Un autre regard sur Venise, assurément un regard à connaître. Un petit livre au riche contenu, superbement illustré, une belle invitation au voyage. Une écriture « franc-parler » qui peut surprendre, mais qui rythme bien cette courte promenade.

Les premières lignes : «On ne rêve, n’imagine, et peut-être même ne connaît jamais si bien un lieu richement connoté, devenu authentique corps de songes mythologiques, qu’avant de l’avoir vu pour la première fois, et d’en avoir fait se confronter la réalité et la représentation mentale qu’on en avait nourrie des années durant avec soi, voire avec vénération » Dessins aquarellés de J-C DONNADIEU. Éditions L’Archange Minotaure 2006.

Gil JOUANARD a également publié chez le même éditeur dans cette collection « les Portes Clandestines », un Istanbul et un Prague. Chez Phébus: Un Journal, Moments donnés 1965- 1995 ; et La Saveur du monde, une promenade avec les «amis.»

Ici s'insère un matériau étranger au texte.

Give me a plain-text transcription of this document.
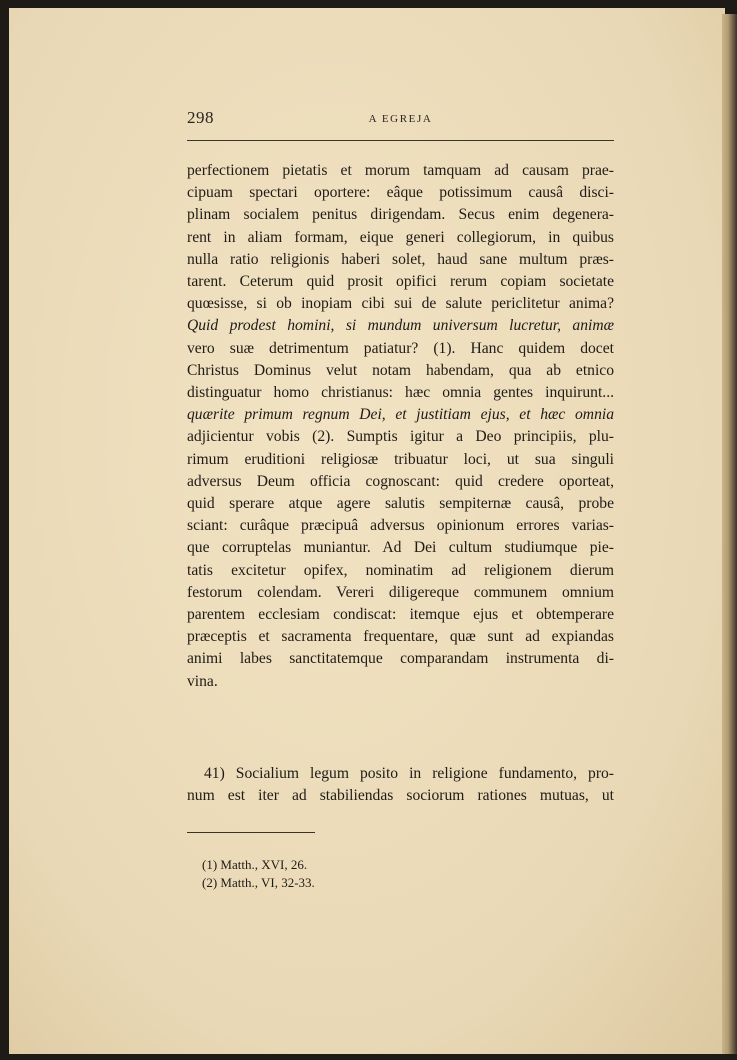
298	A EGREJA
perfectionem pietatis et morum tamquam ad causam prae-
cipuam spectari oportere: eâque potissimum causâ disci-
plinam socialem penitus dirigendam. Secus enim degenera-
rent in aliam formam, eique generi collegiorum, in quibus
nulla ratio religionis haberi solet, haud sane multum præs-
tarent. Ceterum quid prosit opifici rerum copiam societate
quœsisse, si ob inopiam cibi sui de salute periclitetur anima?
Quid prodest homini, si mundum universum lucretur, animæ
vero suæ detrimentum patiatur? (1). Hanc quidem docet
Christus Dominus velut notam habendam, qua ab etnico
distinguatur homo christianus: hæc omnia gentes inquirunt...
quærite primum regnum Dei, et justitiam ejus, et hæc omnia
adjicientur vobis (2). Sumptis igitur a Deo principiis, plu-
rimum eruditioni religiosæ tribuatur loci, ut sua singuli
adversus Deum officia cognoscant: quid credere oporteat,
quid sperare atque agere salutis sempiternæ causâ, probe
sciant: curâque præcipuâ adversus opinionum errores varias-
que corruptelas muniantur. Ad Dei cultum studiumque pie-
tatis excitetur opifex, nominatim ad religionem dierum
festorum colendam. Vereri diligereque communem omnium
parentem ecclesiam condiscat: itemque ejus et obtemperare
præceptis et sacramenta frequentare, quæ sunt ad expiandas
animi labes sanctitatemque comparandam instrumenta di-
vina.
41) Socialium legum posito in religione fundamento, pro-
num est iter ad stabiliendas sociorum rationes mutuas, ut
(1) Matth., XVI, 26.
(2) Matth., VI, 32-33.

«A l’aube, les oiseaux me réveilleront: c’est la règle, au bout du monde.»


Christian GIUDICELLI – Fragments tunisiens

Christian Giudicelli nous apprend qu’il ne prend pas toujours la plume avec un enthousiasme débordant: «Déjà écrire ce n’est pas drôle mais décrire c’est l’enfer.» A ses yeux seuls des Gracq ou des Stevenson arrivent à montrer quelques chose. Les autres l’ennuient. Et «quand il s’agit de recomposer une atmosphère, j’ai toujours du mal à choisir mon début.»

Pourtant, ce «paysage de lac salé avec ses nappes d’eau violacées», cette «fantomatique chaîne de montagnes roses» autour de Kebili, gros bourg du Sud, ne sont pas d’un mauvais effet. Non plus que les éloges: éloge des mobylettes tunisiennes à Gabès, ces mobylettes «non entravées, qui plaident pour une civilisation encore aimable» ; éloge du chameau, sur une piste près de Nefta, «qui semble considérer gens et choses d’ici-bas avec l’ironie un peu dédaigneuse de celui que rien n’étonnera.» Et cette localité de Nefta lui permet de rappeler à nos mémoires les subtiles mélodies de Jacques IBERT, compositeur un peu oublié.

La lecture de Salammbô ennuyant l’auteur, CG se rend à Carthage pour voir. Pour voir «un chéchia d’un rouge terni.» A Sidi-Bou-Saïd, le Saint-Tropez maghrébin, il comprend que «les tunisiens ne condamnent pas ceux qui tranchent sur leurs habitudes, ils les tolèrent, façon la plus généreuse de les neutraliser.» A Tunis ou ailleurs «tous les chauffeurs de taxi racontent leur vie. Toutes leurs vies se ressemblent. Toutes leurs femmes sont des beautés.» Dans la Tunisie profonde, le nom des rues n’est pas toujours écrit en français. Ce qui donne l’impression de se croire davantage à l’étranger. A Bizerte, «les voiles des femmes flottent dans l’air léger.» Léger ennui à Tabarka.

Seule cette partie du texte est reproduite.